General Tips for Debugging

  • Start Small: When debugging, use a small, fast-running dataset (like tsv2_bladder) or a subset of your custom data to quickly iterate.

  • Isolate the Problem: Determine if the issue is in data loading or task execution. First, ensure your dataset loads and validates successfully:

    dataset = load_dataset("my_dataset", config_path="my_config.yaml")
    dataset.load_data()
    dataset.validate()
    print(dataset.adata)
    
  • Check Shapes and Types: Before running a task, print the shapes and types of your inputs to catch mismatches early.

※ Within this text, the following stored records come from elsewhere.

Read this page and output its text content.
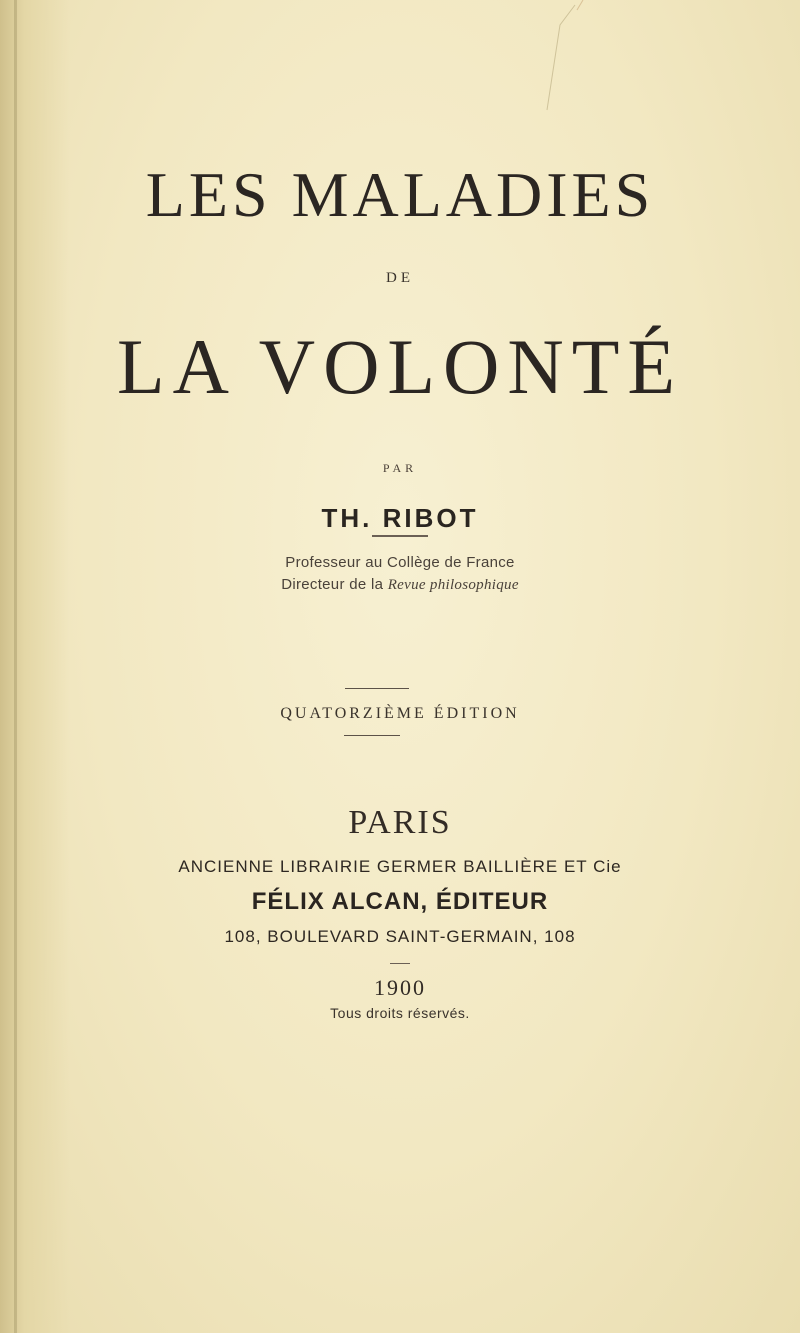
LES MALADIES
DE
LA VOLONTÉ
PAR
TH. RIBOT
Professeur au Collège de France
Directeur de la Revue philosophique
QUATORZIÈME ÉDITION
PARIS
ANCIENNE LIBRAIRIE GERMER BAILLIÈRE ET Cie
FÉLIX ALCAN, ÉDITEUR
108, BOULEVARD SAINT-GERMAIN, 108
1900
Tous droits réservés.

    print(f"Embedding shape: {my_embedding.shape}")
    print(f"Labels length: {len(dataset.labels)}")
    print(f"Embedding type: {type(my_embedding)}")
    
  • Use a Debugger: Use an interactive debugger like pdb or your IDE’s built-in debugger to step through the code, inspect variables, and understand the execution flow.

    import pdb; pdb.set_trace()
    
  • Dependency Conflicts: Ensure all dependencies are installed in a clean virtual environment. Recreate the environment if needed.

  • hnswlib package installation error: If the hnswlib package fails to install with an error like fatal error: Python.h: No such file or directory, ensure you have installed Python development headers files and static libraries. On Ubuntu, this can be done via sudo apt-get install python3-dev.